All of this — backups, security, export, entropy planning, cost tracking — was specified and built through Telegram messages while cutting hard maple in the front yard. Between rip cuts on the table saw, the prompts kept flowing and Claude kept building.

The Interface

Claudegram is a Telegram bot connected to Claude Code running on a Mac Mini at home. You send a message. Claude reads it, has full access to the file system and terminal, writes code, runs commands, and responds. It's the same Claude Code you'd use in a terminal, but the input is your phone and the context window is a chat thread.

The constraint — no keyboard, no IDE, no ability to scan a file visually — changes how you work. You can't skim code. You can't cmd-click to a definition. You describe what you want at a higher level and trust the agent to handle implementation details. The prompts are closer to architectural decisions than line-by-line edits. "Add encrypted backup support with cloud sync" instead of "write a function that calls pg_dump."

This turns out to be a strength, not a limitation. When you can't micromanage, you focus on what matters: what the system should do, how it should fail, what trade-offs are acceptable. The implementation follows from the specification. That's Intent Engineering applied to the build process itself.

From Prototype to Release

By the end of the afternoon, Local Brain wasn't a prototype anymore. It was a system with nine MCP tools, a full admin panel, encrypted backups, security hardening, cost tracking, multi-user support, and a health monitoring system. The README was written. The Docker Compose configuration was documented. The upgrade path was defined.
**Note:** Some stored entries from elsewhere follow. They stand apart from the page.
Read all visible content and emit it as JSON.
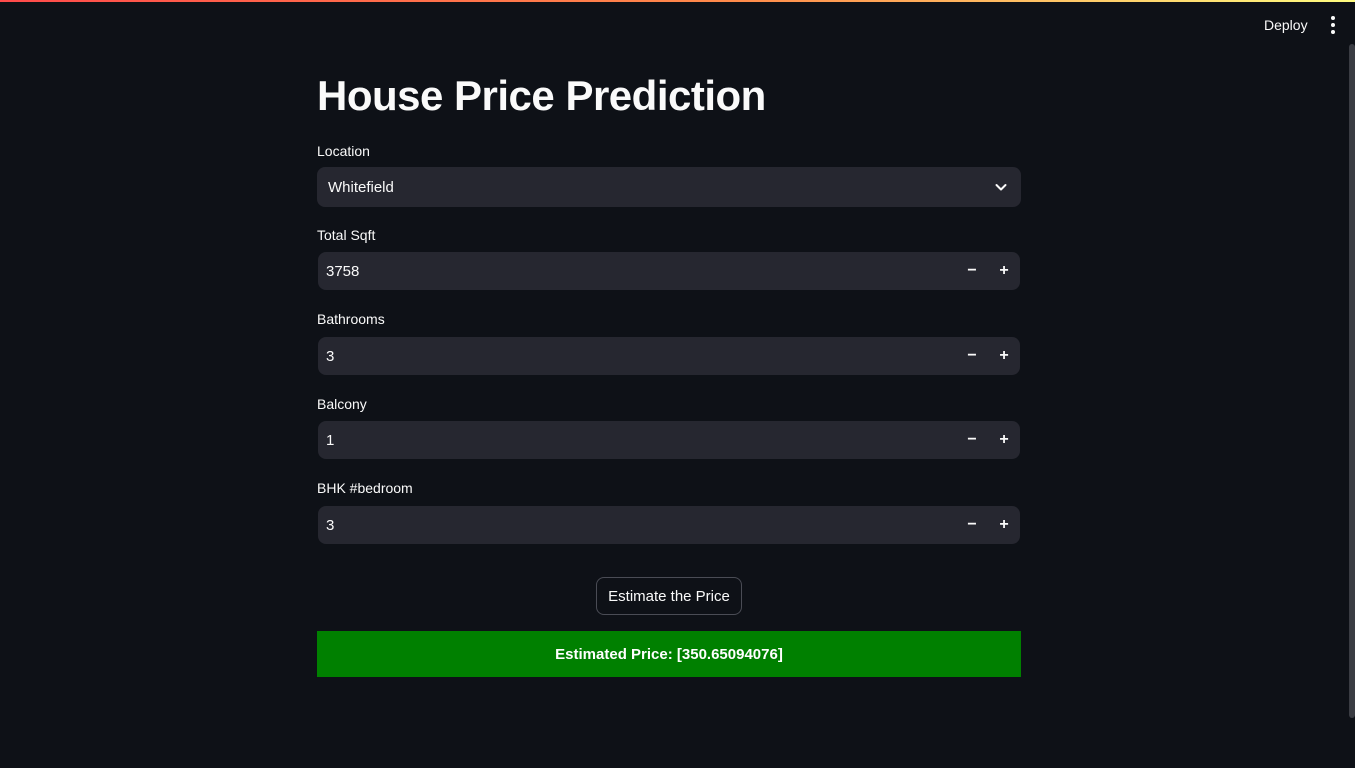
{
  "header": {
    "deploy_label": "Deploy",
    "menu_icon": "vertical-dots-icon"
  },
  "main": {
    "title": "House Price Prediction",
    "location": {
      "label": "Location",
      "selected": "Whitefield",
      "icon": "chevron-down-icon"
    },
    "total_sqft": {
      "label": "Total Sqft",
      "value": "3758"
    },
    "bathrooms": {
      "label": "Bathrooms",
      "value": "3"
    },
    "balcony": {
      "label": "Balcony",
      "value": "1"
    },
    "bhk": {
      "label": "BHK #bedroom",
      "value": "3"
    },
    "stepper": {
      "minus": "−",
      "plus": "+"
    },
    "estimate_button": "Estimate the Price",
    "result": "Estimated Price: [350.65094076]"
  },
  "colors": {
    "background": "#0e1117",
    "input_bg": "#262730",
    "result_bg": "#008000",
    "accent_stripe": "#ff4b4b"
  }
}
A few days later, a staff-level security review found 20 issues — two critical. Those were fixed in a subsequent session (also over Telegram, also over Claudegram). The final push to v1.0 included parameterized SQL throughout, SSRF protection on webhook delivery, AsyncLocalStorage for request-scoped user isolation, and Docker image version pinning.

From hearing a video at a lumber store to an open source release on GitHub. A few hours of elapsed time. Zero minutes at a keyboard.

What This Actually Demonstrates

The point isn't that keyboards are obsolete. The point is that the bottleneck in building software has shifted. The bottleneck used to be typing — translating intent into syntax, character by character. With an AI agent that can write, test, and debug code autonomously, the bottleneck is now the specification. Knowing what to build. Knowing how it should fail. Knowing which trade-offs to make.

Those decisions don't require a keyboard. They require judgment. And judgment works fine from a phone, between cuts on a table saw, while the sawdust settles.